Sukses! Mahar ala sultan pun jadi. Memang tidak semua, apartemen yang dimintakan dengan lantang oleh Lilla tak disanggupi, tetapi orang tua Satria bersedia memberikan mobil, emas batangan, intan berlian, dan akan menanggung semua biaya pernikahan tanpa campur tangan dari keluarganya.
Mampus!
Lilla awalnya berpikir Satria dan kelurganya akan ilfeel kalau dia menuruti enyaknya yang gila harta itu. Namun, ternyata perkiraannya meleset jauh. Jauh sekali sampai teropong tak sanggup melihatnya.
Kini, dia hanya bisa menyesali apa yang sudah dia minta itu. Lilla gigit jari.
Satria si hidung belang tersenyum genit kepada Lilla. Gadis itu malah membalasnya dengan wajah kesal yang merah padam. Tak tahan ingin sekali menangis sekarang. Hidungnya bahkan sampai kembang kempis saking kesalnya.
“Alhamdulillah. Jadi setuju, ya? Kalau begitu sekarang bagaimana kalau kita tentukan tanggal pernikahannya saja. Bagaimana?”
PRAAAK!
Gelas di meja jatuh tersenggol tangan Lilla yang berguncang hebat. Itu berisi kopi suguhan untuk Satria, tapi malah ikut tumpah setelah wadahnya hancur di lantai.
Semua orang begitu kaget, tapi Lilla tak peduli. Dia hanya tenggelam dalam kemarahannya saja.

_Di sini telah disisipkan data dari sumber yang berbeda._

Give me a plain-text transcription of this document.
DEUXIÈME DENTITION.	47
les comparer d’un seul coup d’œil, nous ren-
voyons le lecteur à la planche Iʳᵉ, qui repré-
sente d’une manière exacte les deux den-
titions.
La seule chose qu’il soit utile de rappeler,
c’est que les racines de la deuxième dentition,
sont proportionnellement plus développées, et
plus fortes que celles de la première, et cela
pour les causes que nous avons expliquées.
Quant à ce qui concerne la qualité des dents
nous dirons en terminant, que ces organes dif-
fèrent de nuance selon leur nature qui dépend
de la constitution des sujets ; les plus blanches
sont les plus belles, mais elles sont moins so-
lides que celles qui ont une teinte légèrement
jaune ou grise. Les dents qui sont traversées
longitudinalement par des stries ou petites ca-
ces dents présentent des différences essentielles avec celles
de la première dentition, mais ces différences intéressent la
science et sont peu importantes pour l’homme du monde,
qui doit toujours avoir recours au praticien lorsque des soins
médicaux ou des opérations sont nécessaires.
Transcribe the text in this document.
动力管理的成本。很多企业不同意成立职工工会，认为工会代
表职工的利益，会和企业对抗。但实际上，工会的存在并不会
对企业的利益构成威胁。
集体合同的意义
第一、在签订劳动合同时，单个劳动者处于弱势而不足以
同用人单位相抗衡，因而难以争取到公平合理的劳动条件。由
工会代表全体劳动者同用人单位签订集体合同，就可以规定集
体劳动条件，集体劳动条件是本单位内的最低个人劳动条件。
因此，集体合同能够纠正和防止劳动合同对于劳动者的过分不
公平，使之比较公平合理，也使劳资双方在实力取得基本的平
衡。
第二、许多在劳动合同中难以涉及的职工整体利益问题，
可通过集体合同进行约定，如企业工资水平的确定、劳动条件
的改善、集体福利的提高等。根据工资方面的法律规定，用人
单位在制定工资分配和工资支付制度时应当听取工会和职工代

"Maaf, permisi. Mendadak sakit sekali kepala saya," ucap Lilla dengan muka basah keringat dingin.
"Heh, meu kemana lu?!" bisik babehnya dengan dahi mengerut. "Tanggalnya belum ditentuin! Udah mau pergi-pergi aja lu!"
Perut Lillah serasa sembelit kalau lama-lama berdiri di depan muka Satria. Dia melengos. "Atur-atur aja. Lilla ikut."
Dengan muka setengah murka setengah ingin menangis, Lilla beranjak dari duduknya. Kemudian ngacir ke kamarnya lagi.
Percakapan penting itu kembali terjeda. Semua mata memandang kepergian Lilla yang tiba-tiba.
"Ha ha ha. Maklum, anak gadis mau nikah suka tegang. Kali dia begitu, Pak, Bu. Mohon dimaklum, ya." Babeh Lilla mengumbar tawa hambarnya, malu atas kelakuan anag gadisnya itu.
Tapi apalah daya. Sudah takdir dia memiliki anak langka macam Sarmilla. Ya, sudah, terima saja. Yang penting anaknya baik, dia tahu sendiri bagaimana nurutnya anak itu.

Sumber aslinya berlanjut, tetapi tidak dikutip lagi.